Paluch is a sparsely populated area, with a few houses in its southwest corner, alongside Na Skraju Street. Its northeastern part features a portion of the Warsaw Chopin Airport, the largest international airport in Poland, including a part of one of its two runways, and the cargo terminal hub. Nearby, it also includes the cargo area of the Warszawa Okęcie railway station. The neighbourhood is also crossed by the expressway S2, forming a part of the ring road system around Warsaw.

== Location and boundaries ==
Paluch is a City Information System area in Warsaw, located in the southeastern portion of the Włochy district. Its boundaries are approximately determined by railway line no. 8 to the east, Czempińska Street, Kinetyczna Street, Działkowa Street, and Na Skraju Street to the south. Its eastern boundary is marked in a straight line to the northeast from the intersection of Okrężna and Na Skraju Streets, while its northern boundary crosses the Warsaw Chopin Airport. The neighbourhood borders Okęcie to the north, Grabów and Wyczółki to the east, the municipality of Raszyn, with villages of Jaworowa and Rybie, to the south, and Załuski to the west.

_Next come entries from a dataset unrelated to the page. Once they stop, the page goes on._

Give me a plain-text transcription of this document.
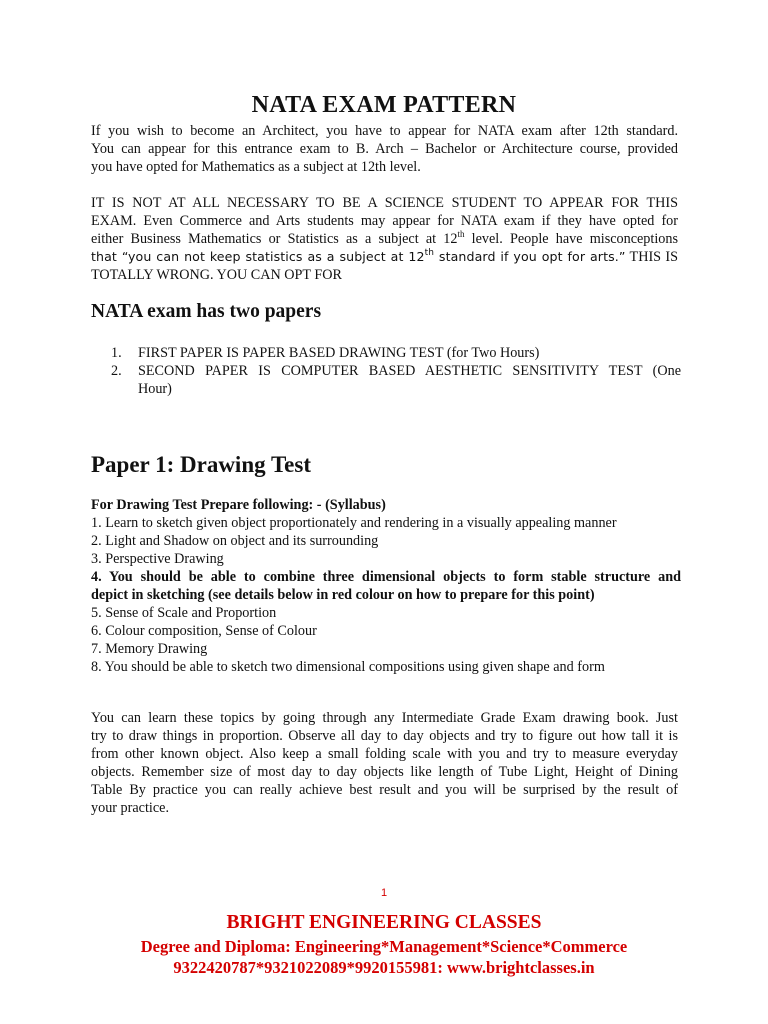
NATA EXAM PATTERN
If you wish to become an Architect, you have to appear for NATA exam after 12th standard.
You can appear for this entrance exam to B. Arch – Bachelor or Architecture course, provided
you have opted for Mathematics as a subject at 12th level.
IT IS NOT AT ALL NECESSARY TO BE A SCIENCE STUDENT TO APPEAR FOR THIS
EXAM. Even Commerce and Arts students may appear for NATA exam if they have opted for
either Business Mathematics or Statistics as a subject at 12th level. People have misconceptions
that “you can not keep statistics as a subject at 12th standard if you opt for arts.” THIS IS
TOTALLY WRONG. YOU CAN OPT FOR
NATA exam has two papers
1. FIRST PAPER IS PAPER BASED DRAWING TEST (for Two Hours)
2. SECOND PAPER IS COMPUTER BASED AESTHETIC SENSITIVITY TEST (One
Hour)
Paper 1: Drawing Test
For Drawing Test Prepare following: - (Syllabus)
1. Learn to sketch given object proportionately and rendering in a visually appealing manner
2. Light and Shadow on object and its surrounding
3. Perspective Drawing
4. You should be able to combine three dimensional objects to form stable structure and
depict in sketching (see details below in red colour on how to prepare for this point)
5. Sense of Scale and Proportion
6. Colour composition, Sense of Colour
7. Memory Drawing
8. You should be able to sketch two dimensional compositions using given shape and form
You can learn these topics by going through any Intermediate Grade Exam drawing book. Just
try to draw things in proportion. Observe all day to day objects and try to figure out how tall it is
from other known object. Also keep a small folding scale with you and try to measure everyday
objects. Remember size of most day to day objects like length of Tube Light, Height of Dining
Table By practice you can really achieve best result and you will be surprised by the result of
your practice.
1
BRIGHT ENGINEERING CLASSES
Degree and Diploma: Engineering*Management*Science*Commerce
9322420787*9321022089*9920155981: www.brightclasses.in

Its eastern boundary forms the district's border with Ursynów, while its southern boundary marks the city border with Pruszków County.

Additionally, the City Information System also subdivides a portion of the neighbourhood into a subarea of Gorzkiewki, with its boundary marked by the railway line no. 8, and across the Warsaw Chopin Airport, between the cargo terminal and Winiarska Street.